Folha de S. Paulo


O Brasil não é a Califórnia

Boa parte da nossa elite cultural ou financeira (grupos quase mutuamente exclusivos) reclama do Brasil tendo como ponto de comparação países do dito primeiro mundo. "Nossa internet é uma vergonha comparada à da Coreia", "nossa TV não é uma BBC", "start-ups americanas não enfrentam cartório", dizem por aí, em uma lenga-lenga que não parece ter fim.

Se por um lado essa comparação é bom sinal, ao mostrar uma autoestima que nos coloca em pé de igualdade com países de históricos (e riquezas) bem diferentes dos nossos, por outro é prejudicial à autoestima nacional a ponto de paralisar iniciativas que poderiam transformar o cenário. É cômodo criticar o Brasil, infinitamente mais fácil acreditar que ele não tem jeito, do que tentar mudá-lo nas eleições.

Quando comparado a países similares, justamente aqueles contra os quais ninguém gosta de se medir, até que não estamos tão mal assim. Mais higiênicos do que a Índia, mais democráticos do que a Rússia, menos desiguais do que a China e melhores do que a Indonésia em praticamente todos os indicadores, o Brasil só poderá se destacar quando seu povo se der conta de seu verdadeiro tamanho, deixando de lado o complexo de vira-lata que idolatra a vida na gringa para exercer uma verdadeira cidadania.

Um bom exemplo está no álcool combustível, conquista brasileira desprezada por praticamente todo cidadão por causa dos defeitos apresentados em sua fase "beta". Até que um dia conquistou o reconhecimento internacional, mudou de nome para Flex e foi aceita incondicionalmente.

É fato que o Brasil não é a Califórnia. O Rio não é a Califórnia. São Paulo não é a Califórnia. Mas os Estados Unidos tampouco são a Califórnia. E nem mesmo a Califórnia corresponde à imagem idolatrada por tantos (e não, a Califórnia de Uruguaiana não tem absolutamente nada a ver com a Califórnia a que esta coluna se refere).

Boa parte do glamour que circunda o Vale do Silício não passa de mito. A história de um lugar mágico, terra de oportunidades, localizado no Velho Oeste, em que um cowboy solitário possa descobrir ouro sem esforço é muita Disneylândia para qualquer pessoa digna de bom senso.

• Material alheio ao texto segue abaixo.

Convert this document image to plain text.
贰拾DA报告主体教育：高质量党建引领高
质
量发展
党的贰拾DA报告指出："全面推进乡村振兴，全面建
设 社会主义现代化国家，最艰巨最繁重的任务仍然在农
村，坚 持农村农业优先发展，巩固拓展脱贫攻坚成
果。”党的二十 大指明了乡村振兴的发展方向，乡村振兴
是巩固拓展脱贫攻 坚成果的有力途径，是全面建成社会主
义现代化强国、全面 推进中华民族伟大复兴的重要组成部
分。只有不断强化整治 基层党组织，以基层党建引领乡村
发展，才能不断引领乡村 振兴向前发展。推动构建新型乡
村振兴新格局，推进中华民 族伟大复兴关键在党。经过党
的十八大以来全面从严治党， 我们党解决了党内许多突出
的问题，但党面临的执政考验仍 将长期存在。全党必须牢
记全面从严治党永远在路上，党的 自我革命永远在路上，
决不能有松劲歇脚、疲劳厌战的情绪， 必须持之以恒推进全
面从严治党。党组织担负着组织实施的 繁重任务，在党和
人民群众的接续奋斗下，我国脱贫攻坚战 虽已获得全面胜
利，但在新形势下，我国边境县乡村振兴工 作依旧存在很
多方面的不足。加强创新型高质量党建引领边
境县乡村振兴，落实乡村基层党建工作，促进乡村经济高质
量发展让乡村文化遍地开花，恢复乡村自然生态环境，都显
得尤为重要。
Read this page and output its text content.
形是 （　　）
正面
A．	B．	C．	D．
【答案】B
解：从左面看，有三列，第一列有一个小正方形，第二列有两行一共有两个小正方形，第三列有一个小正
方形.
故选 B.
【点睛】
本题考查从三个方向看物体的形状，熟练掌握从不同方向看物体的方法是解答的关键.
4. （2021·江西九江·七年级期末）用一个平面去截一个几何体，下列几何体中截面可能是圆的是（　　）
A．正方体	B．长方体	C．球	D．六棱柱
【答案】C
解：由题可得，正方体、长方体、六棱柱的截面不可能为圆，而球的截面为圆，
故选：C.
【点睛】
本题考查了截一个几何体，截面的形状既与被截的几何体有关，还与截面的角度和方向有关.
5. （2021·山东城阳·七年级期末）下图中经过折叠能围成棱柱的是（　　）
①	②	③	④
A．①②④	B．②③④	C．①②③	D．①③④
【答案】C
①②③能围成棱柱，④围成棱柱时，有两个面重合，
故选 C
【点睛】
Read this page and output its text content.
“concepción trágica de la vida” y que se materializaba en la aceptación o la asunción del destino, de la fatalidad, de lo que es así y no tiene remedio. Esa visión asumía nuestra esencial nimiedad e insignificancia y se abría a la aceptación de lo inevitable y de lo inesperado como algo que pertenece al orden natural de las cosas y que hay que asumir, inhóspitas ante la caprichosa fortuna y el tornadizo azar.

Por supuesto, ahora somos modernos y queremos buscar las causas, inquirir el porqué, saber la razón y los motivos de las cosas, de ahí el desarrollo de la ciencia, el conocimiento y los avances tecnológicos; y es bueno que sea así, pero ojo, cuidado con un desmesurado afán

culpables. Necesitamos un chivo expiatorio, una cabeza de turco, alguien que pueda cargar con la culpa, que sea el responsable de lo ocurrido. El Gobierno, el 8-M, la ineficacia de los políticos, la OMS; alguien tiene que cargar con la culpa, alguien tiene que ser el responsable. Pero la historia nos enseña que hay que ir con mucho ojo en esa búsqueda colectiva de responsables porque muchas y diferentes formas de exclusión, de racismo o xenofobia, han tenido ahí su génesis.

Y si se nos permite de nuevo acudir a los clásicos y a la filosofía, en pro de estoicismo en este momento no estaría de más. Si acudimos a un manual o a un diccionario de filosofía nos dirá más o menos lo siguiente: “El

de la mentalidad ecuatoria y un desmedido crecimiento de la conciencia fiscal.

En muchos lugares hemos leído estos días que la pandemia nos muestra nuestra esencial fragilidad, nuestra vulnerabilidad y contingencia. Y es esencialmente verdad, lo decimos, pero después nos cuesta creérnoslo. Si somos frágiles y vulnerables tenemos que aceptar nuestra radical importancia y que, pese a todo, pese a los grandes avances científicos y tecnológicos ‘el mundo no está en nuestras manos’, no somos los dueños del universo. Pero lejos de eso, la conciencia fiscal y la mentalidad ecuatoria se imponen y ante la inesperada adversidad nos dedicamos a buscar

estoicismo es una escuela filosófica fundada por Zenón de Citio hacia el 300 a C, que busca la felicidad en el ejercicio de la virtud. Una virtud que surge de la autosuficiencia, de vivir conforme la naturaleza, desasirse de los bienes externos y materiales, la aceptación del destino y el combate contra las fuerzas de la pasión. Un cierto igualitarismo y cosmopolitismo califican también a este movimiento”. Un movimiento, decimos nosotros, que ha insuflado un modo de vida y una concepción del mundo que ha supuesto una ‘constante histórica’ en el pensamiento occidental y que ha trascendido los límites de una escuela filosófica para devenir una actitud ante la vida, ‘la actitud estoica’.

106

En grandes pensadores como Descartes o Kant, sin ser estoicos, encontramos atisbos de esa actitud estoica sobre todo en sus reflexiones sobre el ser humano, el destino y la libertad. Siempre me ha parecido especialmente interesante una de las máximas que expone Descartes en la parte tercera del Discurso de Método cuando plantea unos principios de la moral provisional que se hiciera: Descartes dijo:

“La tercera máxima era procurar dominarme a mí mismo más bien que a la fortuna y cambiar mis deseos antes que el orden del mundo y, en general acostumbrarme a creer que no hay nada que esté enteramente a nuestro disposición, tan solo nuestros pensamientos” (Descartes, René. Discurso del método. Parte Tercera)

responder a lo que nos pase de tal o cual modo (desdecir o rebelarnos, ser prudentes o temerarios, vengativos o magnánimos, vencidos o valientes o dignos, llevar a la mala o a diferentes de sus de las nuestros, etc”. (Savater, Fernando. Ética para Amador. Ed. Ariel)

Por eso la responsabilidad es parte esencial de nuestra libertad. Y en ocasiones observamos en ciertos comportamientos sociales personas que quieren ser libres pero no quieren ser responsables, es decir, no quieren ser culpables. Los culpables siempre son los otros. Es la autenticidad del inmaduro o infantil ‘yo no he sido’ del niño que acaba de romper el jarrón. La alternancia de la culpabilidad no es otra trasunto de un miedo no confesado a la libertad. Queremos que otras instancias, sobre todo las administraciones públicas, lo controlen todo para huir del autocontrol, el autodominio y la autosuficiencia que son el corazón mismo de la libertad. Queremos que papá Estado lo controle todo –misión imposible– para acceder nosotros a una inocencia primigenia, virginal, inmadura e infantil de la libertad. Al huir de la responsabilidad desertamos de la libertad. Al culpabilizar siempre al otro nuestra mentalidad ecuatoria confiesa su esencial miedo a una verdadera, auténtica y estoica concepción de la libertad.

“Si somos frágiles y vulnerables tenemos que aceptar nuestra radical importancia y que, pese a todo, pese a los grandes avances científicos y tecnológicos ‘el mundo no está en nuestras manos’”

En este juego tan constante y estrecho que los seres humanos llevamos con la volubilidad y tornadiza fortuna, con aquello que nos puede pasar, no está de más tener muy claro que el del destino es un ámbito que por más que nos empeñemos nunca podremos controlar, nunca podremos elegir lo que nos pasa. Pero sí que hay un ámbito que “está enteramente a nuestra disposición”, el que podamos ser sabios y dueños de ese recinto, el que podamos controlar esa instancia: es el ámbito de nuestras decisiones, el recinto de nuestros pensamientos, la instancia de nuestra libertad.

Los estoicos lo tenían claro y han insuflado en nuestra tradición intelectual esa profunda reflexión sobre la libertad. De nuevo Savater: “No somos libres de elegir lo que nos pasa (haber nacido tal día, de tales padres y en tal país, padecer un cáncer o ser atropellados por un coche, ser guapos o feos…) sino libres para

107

Como todo ambiente de negócios, o Vale do Silício é pragmático demais para se dar ao luxo de ser uma meritocracia. Basta uma leitura diagonal de bestsellers recentes, como "A eclosão do Twitter" e "A loja de tudo" para demolir qualquer ideia que se possa ter de start-ups como ambientes justos. Ou desejáveis.

Cultuar empreendedores é ingênuo e perigoso. Como todo comerciante, donos de empresas têm contas a pagar, funcionários a sustentar e lucros devidos a investidores. Acreditar que sejam representantes de causas é uma infantilidade da razão. Não são, em sua essência, melhores do que qualquer dono de padaria ou posto de gasolina. E seu papel social é certamente muito menos importante do que o de ativistas comunitários, professores, assistentes sociais e milhões de outras formiguinhas anônimas que tocam diariamente a estrutura complexa do cotidiano.

A fórmula do sucesso é obscura, imprecisa e cheia de variáveis. Fatores como relações pessoais, riqueza, conjuntura, apoio do grupo, histórico, educação e sorte são muitas vezes tão ou mais importantes para o desenvolvimento de uma pessoa, empresa ou país do que o mérito de qualquer descoberta ou invenção. Quem acredita que os bem-sucedidos "merecem" a condição em que estão corre o risco de consolidar ou reforçar as estruturas de poder e privilégios atuais, de justificar as enormes lacunas entre ricos e pobres e, pior, de acreditar que aqueles que não se deram bem estão sendo punidos, quando o único crime que muitos cometeram foi o de ter nascido no lugar errado, na época errada.

A imagem de prosperidade do Vale do Silício muitas vezes nada mais é do que uma bela estratégia de marketing que, ao atrair pesquisadores e técnicos tão brilhantes quanto ingênuos às toneladas, se transforma em profecia autorrealizável. O sucesso do empreendedor, como o do ator de Hollywood e o do jogador de futebol, esconde o fracasso de milhões de outros não tão bem-sucedidos, que poderiam ter contribuído muito mais para a humanidade se tivessem outra opção de carreira.

Brasil tem, como todo país, uma boa dose de problemas. Não há, para nenhum deles, uma solução definitiva ou absoluta. Mas o que os protestos das ruas deixam bastante claro é que não se pode mais ignorá-los, ter vergonha deles, desejar ter nascido em outro lugar ou época ou importar qualquer tipo de solução que ignore as particularidades da conjuntura nacional.